Expertise and identity became innovations in public relations -- ways of winning the battle by setting the terms of debate. Senators responded with innovations of their own. Notably, the enthusiasm for personal scandal that engulfed politics in the Watergate era provided a way to shoot down unpalatable nominees without invoking ideology. Since Fortas, nominations have turned -- superficially -- on questions of alleged financial impropriety (Haynsworth), racist behavior (Carswell, Rehnquist), sexual harassment (Thomas), drug use (Ginsburg), blindness to conflicts of interests (Haynsworth, Carswell) or other scandals, real or inflated.
Even the apparent exception to this rule -- the 1987 defeat of Bork -- reinforced the unspoken ban on ideology. Bork's critics described him not as too conservative, but as "out of the mainstream." "I supported Justices O'Connor and Scalia as well as Chief Justice Rehnquist," Sen. David Pryor (D-Ark.) said. "But the question of Robert Bork is not an issue of a person being conservative or liberal, Republican or Democrat. It is a larger question of temperament and understanding." His foes seemed to be decrying the bearded nominee's character or even his sanity, rather than his opinions. (Bork asked the White House if he should sacrifice the beard for the team, but it was decided that shaving off a 20-year-old personal trademark would attract more criticism than the facial hair.)
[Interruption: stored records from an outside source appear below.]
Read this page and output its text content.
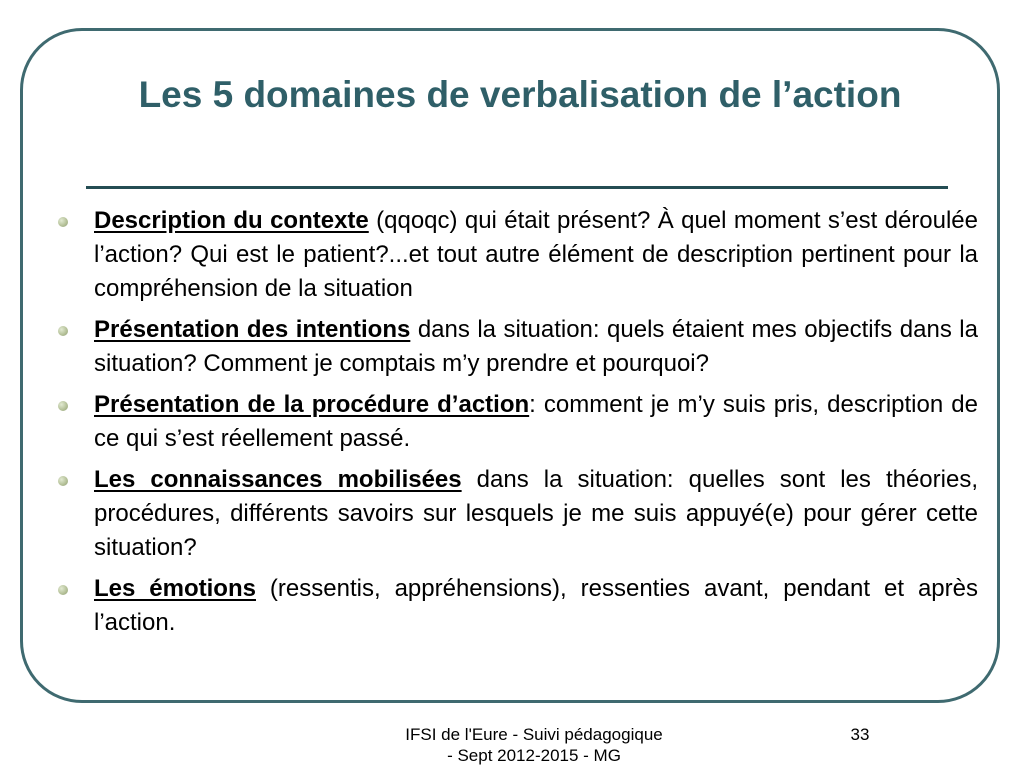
Les 5 domaines de verbalisation de l’action
Description du contexte (qqoqc) qui était présent? À quel moment s’est déroulée l’action? Qui est le patient?...et tout autre élément de description pertinent pour la compréhension de la situation
Présentation des intentions dans la situation: quels étaient mes objectifs dans la situation? Comment je comptais m’y prendre et pourquoi?
Présentation de la procédure d’action: comment je m’y suis pris, description de ce qui s’est réellement passé.
Les connaissances mobilisées dans la situation: quelles sont les théories, procédures, différents savoirs sur lesquels je me suis appuyé(e) pour gérer cette situation?
Les émotions (ressentis, appréhensions), ressenties avant, pendant et après l’action.
IFSI de l'Eure - Suivi pédagogique
- Sept 2012-2015 - MG
33
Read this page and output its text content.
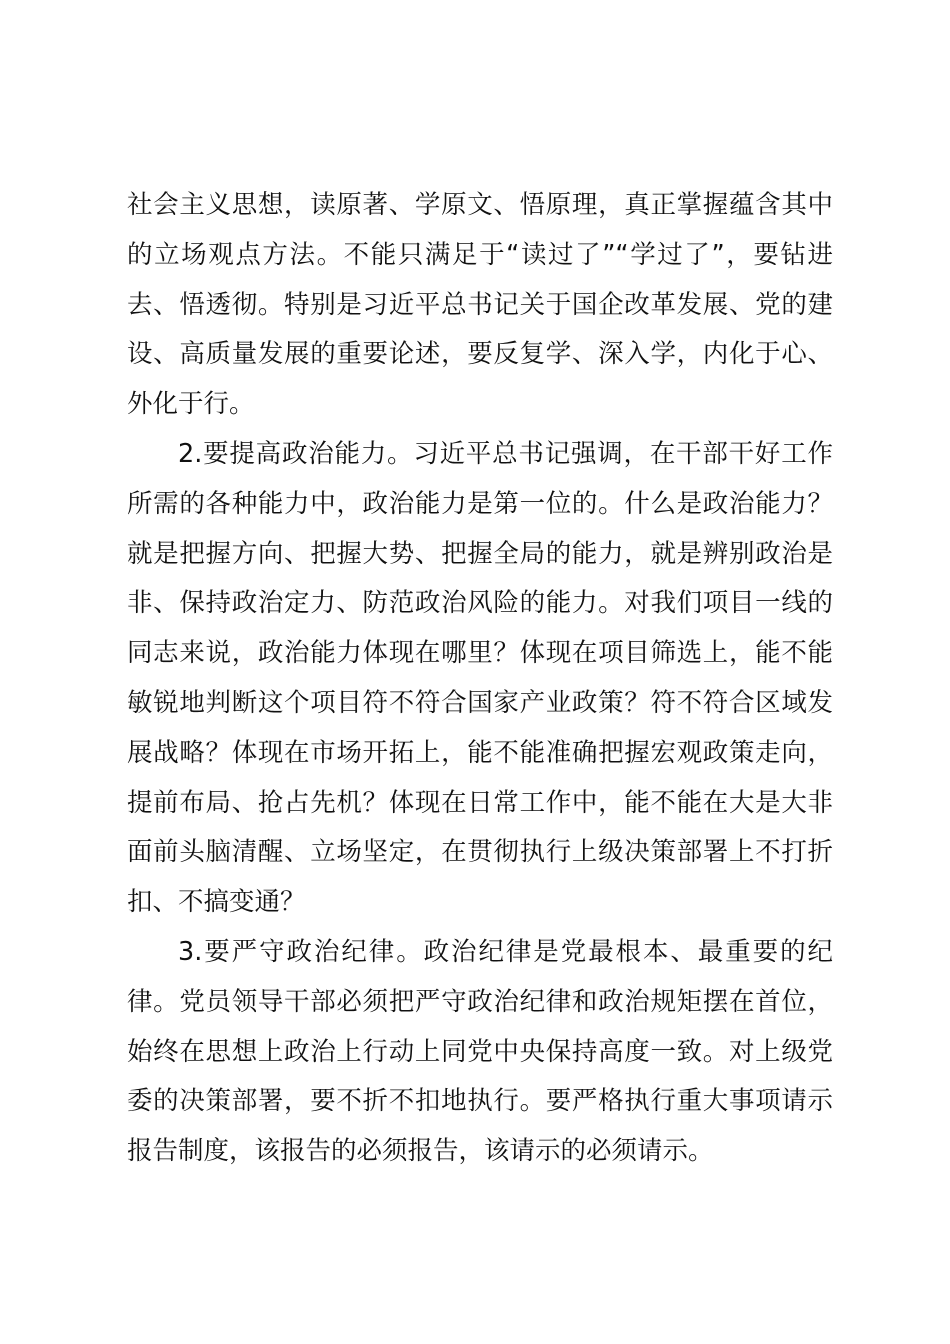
社会主义思想，读原著、学原文、悟原理，真正掌握蕴含其中的立场观点方法。不能只满足于“读过了”“学过了”，要钻进去、悟透彻。特别是习近平总书记关于国企改革发展、党的建设、高质量发展的重要论述，要反复学、深入学，内化于心、外化于行。

2.要提高政治能力。习近平总书记强调，在干部干好工作所需的各种能力中，政治能力是第一位的。什么是政治能力？就是把握方向、把握大势、把握全局的能力，就是辨别政治是非、保持政治定力、防范政治风险的能力。对我们项目一线的同志来说，政治能力体现在哪里？体现在项目筛选上，能不能敏锐地判断这个项目符不符合国家产业政策？符不符合区域发展战略？体现在市场开拓上，能不能准确把握宏观政策走向，提前布局、抢占先机？体现在日常工作中，能不能在大是大非面前头脑清醒、立场坚定，在贯彻执行上级决策部署上不打折扣、不搞变通？

3.要严守政治纪律。政治纪律是党最根本、最重要的纪律。党员领导干部必须把严守政治纪律和政治规矩摆在首位，始终在思想上政治上行动上同党中央保持高度一致。对上级党委的决策部署，要不折不扣地执行。要严格执行重大事项请示报告制度，该报告的必须报告，该请示的必须请示。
Bush spoke in what has become familiar code during his July 7 campaign stop in North Carolina. "When the nominees come before people in my administration, we don't say, what is your specific position on that issue or another issue. What we say to the person is, what is your judicial temperament?" Bush said. "And I don't believe in litmus tests . . . . I do believe in making sure that we share a philosophy."
It's perfectly natural that Supreme Court appointments should be political issues, and it's time to stop pretending otherwise. Justices do not shed their politics when they join the bench. Senators shouldn't be embarrassed to say that they care whether the court is liberal or moderate or conservative. And candidates for president should be pressed to talk about it a lot more.